Des experts militaires flamands ont vanté, ces derniers mois, les avantages des partenariats militaires belgo-néerlandais. Le Pr Luc De Vos, de l’Ecole royale militaire, assure ainsi qu' » une armée Benelux, c’est le bon sens « . Les trois petits pays ont, d’après lui,  » une histoire partagée, la même philosophie et la même taille sur la scène internationale « . Mais son appel à peine voilé en faveur d’une fusion des forces belges et néerlandaises a suscité, la semaine dernière en commission de la Défense de la Chambre, des crispations dans les rangs francophones.

Des experts au Parlement

Les membres de la commission cherchent à en savoir plus sur les projets du ministre et auditionnent des experts belges et étrangers. Le Pr De Vos, le colonel Jean Marsia et un chercheur néerlandais ont ouvert le bal, le 27 juin. Beaucoup d’autres suivront ces prochaines semaines.
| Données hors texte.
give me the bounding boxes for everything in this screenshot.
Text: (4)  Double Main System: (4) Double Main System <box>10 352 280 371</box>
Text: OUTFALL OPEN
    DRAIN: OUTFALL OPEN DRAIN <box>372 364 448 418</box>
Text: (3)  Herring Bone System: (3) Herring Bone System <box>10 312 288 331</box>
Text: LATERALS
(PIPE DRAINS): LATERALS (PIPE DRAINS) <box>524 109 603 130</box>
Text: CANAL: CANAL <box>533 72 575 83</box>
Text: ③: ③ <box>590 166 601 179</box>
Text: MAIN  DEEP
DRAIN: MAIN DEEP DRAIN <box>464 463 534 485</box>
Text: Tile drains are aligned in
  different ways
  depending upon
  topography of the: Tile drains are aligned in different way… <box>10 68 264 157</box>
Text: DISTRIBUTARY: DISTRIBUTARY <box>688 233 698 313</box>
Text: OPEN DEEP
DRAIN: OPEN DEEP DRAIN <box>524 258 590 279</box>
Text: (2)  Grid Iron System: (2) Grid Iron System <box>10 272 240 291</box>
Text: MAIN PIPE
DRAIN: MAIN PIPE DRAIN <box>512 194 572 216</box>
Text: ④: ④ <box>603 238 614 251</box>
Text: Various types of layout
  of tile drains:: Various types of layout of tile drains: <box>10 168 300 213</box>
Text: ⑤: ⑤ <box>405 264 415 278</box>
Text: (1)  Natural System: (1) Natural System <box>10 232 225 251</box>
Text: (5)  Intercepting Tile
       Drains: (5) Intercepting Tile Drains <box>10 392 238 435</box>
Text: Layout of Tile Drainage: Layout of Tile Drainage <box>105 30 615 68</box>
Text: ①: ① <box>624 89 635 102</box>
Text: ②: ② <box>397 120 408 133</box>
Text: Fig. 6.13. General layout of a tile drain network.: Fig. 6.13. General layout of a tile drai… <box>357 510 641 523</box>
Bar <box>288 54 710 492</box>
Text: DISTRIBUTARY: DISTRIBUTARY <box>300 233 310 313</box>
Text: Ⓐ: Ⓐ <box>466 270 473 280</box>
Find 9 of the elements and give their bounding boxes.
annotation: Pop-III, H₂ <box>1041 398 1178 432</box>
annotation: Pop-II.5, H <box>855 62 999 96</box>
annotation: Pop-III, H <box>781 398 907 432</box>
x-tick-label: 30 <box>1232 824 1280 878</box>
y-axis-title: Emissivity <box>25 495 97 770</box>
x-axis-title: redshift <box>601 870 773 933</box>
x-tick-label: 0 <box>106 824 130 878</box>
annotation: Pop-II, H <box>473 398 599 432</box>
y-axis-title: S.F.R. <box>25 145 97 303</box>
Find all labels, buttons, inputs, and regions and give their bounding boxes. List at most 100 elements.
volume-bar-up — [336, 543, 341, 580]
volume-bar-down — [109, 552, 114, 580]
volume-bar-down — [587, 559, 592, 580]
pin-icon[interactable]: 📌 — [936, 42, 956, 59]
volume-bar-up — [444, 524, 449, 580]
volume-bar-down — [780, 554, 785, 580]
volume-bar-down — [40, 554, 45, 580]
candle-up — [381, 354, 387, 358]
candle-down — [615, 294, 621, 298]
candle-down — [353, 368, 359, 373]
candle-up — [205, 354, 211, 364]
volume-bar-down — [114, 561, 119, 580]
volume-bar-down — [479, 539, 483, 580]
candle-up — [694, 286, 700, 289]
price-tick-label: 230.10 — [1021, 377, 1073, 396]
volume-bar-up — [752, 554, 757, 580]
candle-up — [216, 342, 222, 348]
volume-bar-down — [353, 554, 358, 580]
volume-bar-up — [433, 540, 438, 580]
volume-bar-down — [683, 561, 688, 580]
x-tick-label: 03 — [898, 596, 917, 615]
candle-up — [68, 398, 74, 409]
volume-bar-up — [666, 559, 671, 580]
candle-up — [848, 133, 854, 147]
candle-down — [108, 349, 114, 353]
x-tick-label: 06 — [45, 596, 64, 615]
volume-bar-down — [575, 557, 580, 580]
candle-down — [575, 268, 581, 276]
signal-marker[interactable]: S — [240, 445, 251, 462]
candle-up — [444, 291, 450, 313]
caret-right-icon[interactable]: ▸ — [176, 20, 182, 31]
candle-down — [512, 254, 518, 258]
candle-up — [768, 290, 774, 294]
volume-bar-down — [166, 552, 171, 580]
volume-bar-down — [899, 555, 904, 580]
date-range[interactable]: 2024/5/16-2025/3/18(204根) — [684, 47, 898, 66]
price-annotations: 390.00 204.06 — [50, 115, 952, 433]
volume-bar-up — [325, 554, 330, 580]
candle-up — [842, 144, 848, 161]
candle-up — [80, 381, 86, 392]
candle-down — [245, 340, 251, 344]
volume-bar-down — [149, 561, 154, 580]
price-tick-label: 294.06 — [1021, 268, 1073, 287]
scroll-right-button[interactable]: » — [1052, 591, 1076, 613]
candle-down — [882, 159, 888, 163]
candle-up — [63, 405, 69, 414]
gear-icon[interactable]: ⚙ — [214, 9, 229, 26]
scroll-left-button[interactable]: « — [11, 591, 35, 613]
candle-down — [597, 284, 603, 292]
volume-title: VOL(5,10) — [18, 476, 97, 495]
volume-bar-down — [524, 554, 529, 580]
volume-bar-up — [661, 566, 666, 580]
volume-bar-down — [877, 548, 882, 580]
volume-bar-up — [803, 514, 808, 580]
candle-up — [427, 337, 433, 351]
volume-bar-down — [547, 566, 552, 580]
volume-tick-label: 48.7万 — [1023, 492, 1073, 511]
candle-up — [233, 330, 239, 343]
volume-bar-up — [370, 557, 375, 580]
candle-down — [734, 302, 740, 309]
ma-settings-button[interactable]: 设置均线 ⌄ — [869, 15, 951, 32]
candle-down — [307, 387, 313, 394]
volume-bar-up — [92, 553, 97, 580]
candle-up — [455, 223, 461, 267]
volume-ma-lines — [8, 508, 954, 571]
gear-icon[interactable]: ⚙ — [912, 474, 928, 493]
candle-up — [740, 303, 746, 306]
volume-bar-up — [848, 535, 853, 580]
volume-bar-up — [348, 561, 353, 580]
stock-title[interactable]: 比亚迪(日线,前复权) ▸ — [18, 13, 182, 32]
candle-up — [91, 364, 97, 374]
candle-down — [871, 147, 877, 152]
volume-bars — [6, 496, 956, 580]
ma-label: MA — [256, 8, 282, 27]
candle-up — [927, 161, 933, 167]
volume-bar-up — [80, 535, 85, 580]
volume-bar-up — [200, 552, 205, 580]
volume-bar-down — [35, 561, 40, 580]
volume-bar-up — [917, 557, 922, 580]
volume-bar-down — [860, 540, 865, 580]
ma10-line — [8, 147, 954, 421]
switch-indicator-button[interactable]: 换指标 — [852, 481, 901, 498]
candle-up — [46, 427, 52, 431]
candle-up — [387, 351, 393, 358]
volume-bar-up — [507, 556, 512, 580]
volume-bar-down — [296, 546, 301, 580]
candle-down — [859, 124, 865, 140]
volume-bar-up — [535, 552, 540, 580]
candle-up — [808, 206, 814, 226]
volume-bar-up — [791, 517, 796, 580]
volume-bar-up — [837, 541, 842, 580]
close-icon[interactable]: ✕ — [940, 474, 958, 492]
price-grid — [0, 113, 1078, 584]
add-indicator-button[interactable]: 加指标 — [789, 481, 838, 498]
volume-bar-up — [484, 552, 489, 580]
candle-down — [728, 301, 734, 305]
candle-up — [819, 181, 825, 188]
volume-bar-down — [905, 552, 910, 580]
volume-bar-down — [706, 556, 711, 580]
Accusé de  » flamandiser  » l’armée belge, De Crem est-il aussi en train de la  » néerlandiser  » à marche forcée ? La proposition qu’il porte fait miroiter une volonté de réduire les coûts et de donner une impulsion à la future armée européenne. Mais que cachent ces bonnes intentions ?

Certes, les projets de coopération renforcée sont en vogue dans le contexte actuel de crise financière et de faibles menaces militaires contre l’Europe. Au sein de l’Otan, on ne parle plus, ces temps-ci, que de smart defense, donc de collaboration régionale, de standardisation, d’interopérabilité, d’achats groupés… Coincés entre nécessité d’investir et austérité budgétaire, les Etats membres de l’Union européenne ont, eux, adopté le concept de pooling and sharing, ou  » mutualisation et partage  » des capacités militaires. Domaines concernés : le renseignement, la reconnaissance, l’entraînement des pilotes, le ravi-taillement des appareils en vol…

Mutualisation ou fusion ?

Mais entre  » mutualisation  » et  » fusion « , il y a un pas qu’il faut à tout prix éviter de franchir, préviennent les rares spécialistes des questions de Défense au sein des partis francophones. D’autant que la N-VA elle-même ne tourne pas autour du pot : elle plaide haut et fort pour une Leger van de Lage Landen, une  » armée des plats pays « , qui réunirait les forces belge et néerlandaise.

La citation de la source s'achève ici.